La asunción del ultraderechista y pro-dictadura Jair Bolsonaro como presidente de Brasil en enero de 2019 reforzó la derechización de América Latina. Las relaciones entre la gestión de Macri y la del ex militar brasileño, al menos en los aspectos más explícitos y evidentes, por ejemplo en materia comercial y diplomática, no fluyen con facilidad ni armonía. Pero esto no significa que no exista una comunión profunda, ideológica, dogmática, entre el pensamiento de Bolsonaro y el de Macri.

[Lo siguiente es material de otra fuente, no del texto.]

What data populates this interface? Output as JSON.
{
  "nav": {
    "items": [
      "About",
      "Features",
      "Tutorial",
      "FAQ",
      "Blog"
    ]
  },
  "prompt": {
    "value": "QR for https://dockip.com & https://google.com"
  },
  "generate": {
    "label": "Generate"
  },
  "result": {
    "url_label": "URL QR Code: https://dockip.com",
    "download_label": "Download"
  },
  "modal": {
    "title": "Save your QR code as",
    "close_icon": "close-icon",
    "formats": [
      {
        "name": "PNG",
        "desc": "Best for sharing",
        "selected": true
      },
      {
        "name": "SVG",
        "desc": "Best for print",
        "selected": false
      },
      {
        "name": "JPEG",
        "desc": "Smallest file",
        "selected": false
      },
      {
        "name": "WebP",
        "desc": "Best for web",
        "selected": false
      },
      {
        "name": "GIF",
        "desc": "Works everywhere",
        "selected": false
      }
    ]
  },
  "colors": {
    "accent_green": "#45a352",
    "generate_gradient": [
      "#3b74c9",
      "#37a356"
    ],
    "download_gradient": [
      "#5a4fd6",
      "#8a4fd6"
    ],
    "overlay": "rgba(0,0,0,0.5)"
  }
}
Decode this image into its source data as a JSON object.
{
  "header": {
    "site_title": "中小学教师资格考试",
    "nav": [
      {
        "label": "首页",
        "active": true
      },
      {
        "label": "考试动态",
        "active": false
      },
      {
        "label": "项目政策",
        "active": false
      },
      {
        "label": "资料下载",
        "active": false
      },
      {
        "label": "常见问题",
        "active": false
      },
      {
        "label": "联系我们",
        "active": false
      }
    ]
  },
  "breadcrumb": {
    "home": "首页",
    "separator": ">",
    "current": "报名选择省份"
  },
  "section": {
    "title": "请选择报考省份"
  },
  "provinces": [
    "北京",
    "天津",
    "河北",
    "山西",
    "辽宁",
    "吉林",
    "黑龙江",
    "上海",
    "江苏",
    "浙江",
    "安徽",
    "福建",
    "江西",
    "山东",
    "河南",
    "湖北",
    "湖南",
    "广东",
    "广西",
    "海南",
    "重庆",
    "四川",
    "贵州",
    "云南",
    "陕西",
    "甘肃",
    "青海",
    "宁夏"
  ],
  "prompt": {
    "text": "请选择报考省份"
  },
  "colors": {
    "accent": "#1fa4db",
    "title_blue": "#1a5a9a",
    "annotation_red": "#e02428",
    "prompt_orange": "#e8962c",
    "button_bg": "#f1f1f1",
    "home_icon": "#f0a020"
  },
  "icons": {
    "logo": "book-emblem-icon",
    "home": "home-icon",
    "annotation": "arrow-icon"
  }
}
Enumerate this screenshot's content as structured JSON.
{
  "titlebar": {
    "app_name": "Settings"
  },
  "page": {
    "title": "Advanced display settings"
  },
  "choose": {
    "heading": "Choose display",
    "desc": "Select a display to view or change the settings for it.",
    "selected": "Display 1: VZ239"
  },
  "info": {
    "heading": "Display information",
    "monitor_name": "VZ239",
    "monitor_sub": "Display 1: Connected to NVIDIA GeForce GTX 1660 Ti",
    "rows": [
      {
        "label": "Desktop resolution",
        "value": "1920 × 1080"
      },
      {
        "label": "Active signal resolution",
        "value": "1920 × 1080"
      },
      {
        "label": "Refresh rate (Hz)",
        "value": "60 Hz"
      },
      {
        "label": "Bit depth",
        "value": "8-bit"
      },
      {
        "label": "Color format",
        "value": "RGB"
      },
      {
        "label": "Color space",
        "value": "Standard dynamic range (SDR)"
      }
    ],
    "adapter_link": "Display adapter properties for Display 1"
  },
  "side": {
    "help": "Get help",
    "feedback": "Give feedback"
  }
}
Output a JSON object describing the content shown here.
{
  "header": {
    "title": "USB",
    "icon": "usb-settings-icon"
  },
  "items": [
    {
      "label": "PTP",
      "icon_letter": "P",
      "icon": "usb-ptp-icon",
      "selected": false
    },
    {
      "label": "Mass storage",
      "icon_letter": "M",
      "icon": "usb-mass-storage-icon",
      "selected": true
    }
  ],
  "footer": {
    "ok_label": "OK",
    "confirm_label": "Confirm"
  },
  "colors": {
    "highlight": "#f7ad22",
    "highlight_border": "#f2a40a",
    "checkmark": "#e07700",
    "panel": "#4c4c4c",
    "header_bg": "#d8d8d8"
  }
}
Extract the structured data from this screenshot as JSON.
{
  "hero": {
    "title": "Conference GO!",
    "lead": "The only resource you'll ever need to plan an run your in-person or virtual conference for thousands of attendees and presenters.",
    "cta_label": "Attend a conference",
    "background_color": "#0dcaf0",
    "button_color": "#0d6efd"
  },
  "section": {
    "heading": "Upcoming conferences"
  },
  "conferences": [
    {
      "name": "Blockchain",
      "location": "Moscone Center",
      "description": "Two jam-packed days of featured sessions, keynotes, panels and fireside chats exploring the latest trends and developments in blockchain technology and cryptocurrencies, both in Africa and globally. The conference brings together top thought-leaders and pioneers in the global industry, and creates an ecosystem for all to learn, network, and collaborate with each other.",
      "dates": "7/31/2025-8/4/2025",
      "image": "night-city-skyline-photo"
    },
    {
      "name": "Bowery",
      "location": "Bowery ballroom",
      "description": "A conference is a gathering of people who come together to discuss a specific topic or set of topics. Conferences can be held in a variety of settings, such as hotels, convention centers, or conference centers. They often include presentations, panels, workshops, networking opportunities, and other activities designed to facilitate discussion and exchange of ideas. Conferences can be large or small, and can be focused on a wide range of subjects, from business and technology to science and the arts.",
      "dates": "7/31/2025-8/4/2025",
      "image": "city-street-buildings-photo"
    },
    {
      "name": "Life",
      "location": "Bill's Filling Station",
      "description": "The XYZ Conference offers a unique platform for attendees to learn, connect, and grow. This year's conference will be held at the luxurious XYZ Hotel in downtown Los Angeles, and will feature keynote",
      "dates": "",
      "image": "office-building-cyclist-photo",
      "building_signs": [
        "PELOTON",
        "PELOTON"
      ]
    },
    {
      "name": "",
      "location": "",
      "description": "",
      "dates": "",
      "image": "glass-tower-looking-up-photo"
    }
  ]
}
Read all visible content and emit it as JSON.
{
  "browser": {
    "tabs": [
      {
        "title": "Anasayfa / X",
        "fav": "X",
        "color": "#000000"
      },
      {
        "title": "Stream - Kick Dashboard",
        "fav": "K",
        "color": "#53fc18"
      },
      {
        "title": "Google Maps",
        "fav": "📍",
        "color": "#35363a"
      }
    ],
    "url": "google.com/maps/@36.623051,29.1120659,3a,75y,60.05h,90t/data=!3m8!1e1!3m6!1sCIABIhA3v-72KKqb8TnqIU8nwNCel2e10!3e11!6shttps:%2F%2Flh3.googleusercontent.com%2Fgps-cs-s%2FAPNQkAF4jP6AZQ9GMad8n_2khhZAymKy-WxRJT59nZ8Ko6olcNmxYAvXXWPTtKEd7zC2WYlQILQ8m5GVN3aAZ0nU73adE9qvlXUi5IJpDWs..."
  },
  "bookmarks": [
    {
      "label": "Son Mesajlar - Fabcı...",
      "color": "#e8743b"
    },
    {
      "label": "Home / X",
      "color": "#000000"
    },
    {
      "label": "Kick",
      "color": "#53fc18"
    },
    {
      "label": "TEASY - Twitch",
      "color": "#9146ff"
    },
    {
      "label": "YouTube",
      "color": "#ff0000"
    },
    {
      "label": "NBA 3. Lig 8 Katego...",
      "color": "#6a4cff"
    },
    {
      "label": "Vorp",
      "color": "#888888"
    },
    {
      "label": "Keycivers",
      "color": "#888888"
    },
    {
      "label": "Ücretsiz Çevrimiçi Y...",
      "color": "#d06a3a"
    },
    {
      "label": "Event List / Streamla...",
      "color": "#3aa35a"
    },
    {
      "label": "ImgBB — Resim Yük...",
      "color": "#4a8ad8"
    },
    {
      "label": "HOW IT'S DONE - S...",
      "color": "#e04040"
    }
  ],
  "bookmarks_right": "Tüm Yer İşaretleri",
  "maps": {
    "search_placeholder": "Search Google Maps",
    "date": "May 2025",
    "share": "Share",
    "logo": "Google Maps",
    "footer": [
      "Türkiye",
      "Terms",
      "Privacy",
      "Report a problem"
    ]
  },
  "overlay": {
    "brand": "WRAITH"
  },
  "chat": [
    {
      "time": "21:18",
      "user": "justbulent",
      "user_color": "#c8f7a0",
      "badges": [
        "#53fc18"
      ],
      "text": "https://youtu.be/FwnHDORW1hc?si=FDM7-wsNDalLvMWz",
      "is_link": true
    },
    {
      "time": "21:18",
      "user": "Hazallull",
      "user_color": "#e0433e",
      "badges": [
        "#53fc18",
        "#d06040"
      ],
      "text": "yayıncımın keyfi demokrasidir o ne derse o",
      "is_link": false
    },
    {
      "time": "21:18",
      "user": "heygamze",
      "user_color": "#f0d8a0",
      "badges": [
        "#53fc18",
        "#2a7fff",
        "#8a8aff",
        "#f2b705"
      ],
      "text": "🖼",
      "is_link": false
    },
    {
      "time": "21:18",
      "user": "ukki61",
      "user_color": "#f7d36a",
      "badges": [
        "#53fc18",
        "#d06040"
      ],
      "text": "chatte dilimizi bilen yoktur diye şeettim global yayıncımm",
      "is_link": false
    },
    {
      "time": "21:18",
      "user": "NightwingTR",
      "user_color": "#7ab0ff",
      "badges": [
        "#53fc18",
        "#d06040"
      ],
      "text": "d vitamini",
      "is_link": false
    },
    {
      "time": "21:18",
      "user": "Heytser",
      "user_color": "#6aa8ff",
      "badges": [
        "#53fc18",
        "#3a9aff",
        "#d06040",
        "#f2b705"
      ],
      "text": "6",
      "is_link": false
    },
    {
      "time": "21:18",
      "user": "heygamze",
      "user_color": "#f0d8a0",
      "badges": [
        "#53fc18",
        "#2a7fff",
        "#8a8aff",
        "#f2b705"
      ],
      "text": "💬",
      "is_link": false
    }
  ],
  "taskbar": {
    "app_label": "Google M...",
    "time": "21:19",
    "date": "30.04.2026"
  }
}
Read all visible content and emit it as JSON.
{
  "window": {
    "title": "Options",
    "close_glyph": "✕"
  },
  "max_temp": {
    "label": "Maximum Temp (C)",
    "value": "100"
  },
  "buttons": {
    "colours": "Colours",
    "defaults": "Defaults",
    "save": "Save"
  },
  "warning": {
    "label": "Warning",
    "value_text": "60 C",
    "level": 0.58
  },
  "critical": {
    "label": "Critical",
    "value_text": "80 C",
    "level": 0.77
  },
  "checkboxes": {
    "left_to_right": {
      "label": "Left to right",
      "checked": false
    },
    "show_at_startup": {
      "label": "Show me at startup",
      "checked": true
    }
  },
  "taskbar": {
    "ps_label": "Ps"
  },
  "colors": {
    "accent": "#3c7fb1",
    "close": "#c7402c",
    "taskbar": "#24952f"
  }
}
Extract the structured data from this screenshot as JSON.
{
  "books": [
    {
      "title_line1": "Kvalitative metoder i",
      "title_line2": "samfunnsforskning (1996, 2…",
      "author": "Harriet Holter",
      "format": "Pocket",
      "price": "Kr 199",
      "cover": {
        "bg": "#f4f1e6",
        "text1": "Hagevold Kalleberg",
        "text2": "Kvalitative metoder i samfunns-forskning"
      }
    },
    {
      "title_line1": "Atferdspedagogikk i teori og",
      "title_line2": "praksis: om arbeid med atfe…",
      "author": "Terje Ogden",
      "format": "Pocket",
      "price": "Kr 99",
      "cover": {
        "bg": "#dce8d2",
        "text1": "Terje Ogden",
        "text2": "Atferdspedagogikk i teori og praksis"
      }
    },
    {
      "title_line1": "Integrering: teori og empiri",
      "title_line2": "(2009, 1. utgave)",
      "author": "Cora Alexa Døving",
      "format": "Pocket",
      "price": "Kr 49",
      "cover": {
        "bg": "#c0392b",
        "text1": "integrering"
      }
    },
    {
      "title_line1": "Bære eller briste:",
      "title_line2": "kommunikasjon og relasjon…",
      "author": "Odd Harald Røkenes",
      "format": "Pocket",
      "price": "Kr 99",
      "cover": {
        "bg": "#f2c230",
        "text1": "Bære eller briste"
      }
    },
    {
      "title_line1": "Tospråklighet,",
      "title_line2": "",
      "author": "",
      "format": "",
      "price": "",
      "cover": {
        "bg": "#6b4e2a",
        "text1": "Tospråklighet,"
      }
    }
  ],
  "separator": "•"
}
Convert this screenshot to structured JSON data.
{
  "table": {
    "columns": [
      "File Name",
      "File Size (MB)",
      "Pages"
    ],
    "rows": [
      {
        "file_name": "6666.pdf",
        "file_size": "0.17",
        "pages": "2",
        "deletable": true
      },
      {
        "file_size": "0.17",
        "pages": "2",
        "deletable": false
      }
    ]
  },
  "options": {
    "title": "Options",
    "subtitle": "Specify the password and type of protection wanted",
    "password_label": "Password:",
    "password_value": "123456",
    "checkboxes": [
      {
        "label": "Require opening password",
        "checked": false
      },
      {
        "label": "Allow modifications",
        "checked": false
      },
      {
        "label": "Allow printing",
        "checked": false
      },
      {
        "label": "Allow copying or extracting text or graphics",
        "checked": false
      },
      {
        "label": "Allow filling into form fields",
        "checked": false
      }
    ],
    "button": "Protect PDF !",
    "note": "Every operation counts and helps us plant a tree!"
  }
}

El odio al pueblo y la militancia social, el ataque a toda construcción colectiva desde abajo, el exterminio de los pueblos originarios, la criminalización de la protesta, la emergencia de viejas formas de macartismo propias de la Guerra Fría, y las recetas neoliberales son algunas de las coincidencias que unen a Macri con Bolsonaro.

Las diferencias son apenas una cuestión de tono, de intensidad, más allá de los distintos contextos históricos, sociales, económicos y políticos que separan ambos países.

Bolsonaro y su discurso genocida, golpista, militarista, racista, homofóbico y machista le dio aire, letra y legitimación al bloque regional conformado por Duque, Piñera, Moreno, y Abdo Benítez.

El mandatario de Brasil, deslenguado y procaz, alejado de toda corrección política, dice y hace lo que los otros mandatarios de derecha creen (e incluso, también, hacen). Además, sus posturas de ultraderecha retrógrada y violenta, y su reivindicación del terrorismo de Estado, hicieron escuela y dieron lugar a imitadores: Miguel Pichetto en la Argentina y Luis Camacho en Bolivia, por sólo tomar dos ejemplo.   

Chile, Ecuador y Colombia están en llamas. Los pueblos salieron a la calle para decir basta a las políticas de ajuste neoliberales y la violencia institucional. Y las respuestas de los gobiernos, más allá de las diferencias en cada caso, fueron cínicas y criminales. Plantearon falsos diálogos para ganar tiempo. Descubrieron que el neoliberalismo produce un injusto reparto de la riqueza, plantearon una “agenda social” que sólo son migajas, y recurrieron, en todos los casos, a la criminalización y represión sistemática de la protesta, sin dejar de lado prácticas propias de dictaduras.

También en todos los casos, sin excepción, los mandatarios echaron la culpa al gran cuco de la región: Venezuela. No es el hambre ni la crisis social lo que empujó a la gente a la calle, dijeron, sino agitadores venezolanos.

Si bien EEUU nunca abandonó la región, y participó, más o menos activamente, según los casos, de los golpes de Estado en Honduras (2009), Paraguay (2012) y Brasil (2016); con la asunción de Trump en enero de 2017 se inauguró una nueva etapa, con un grado de injerencia mayor, más desembozada.  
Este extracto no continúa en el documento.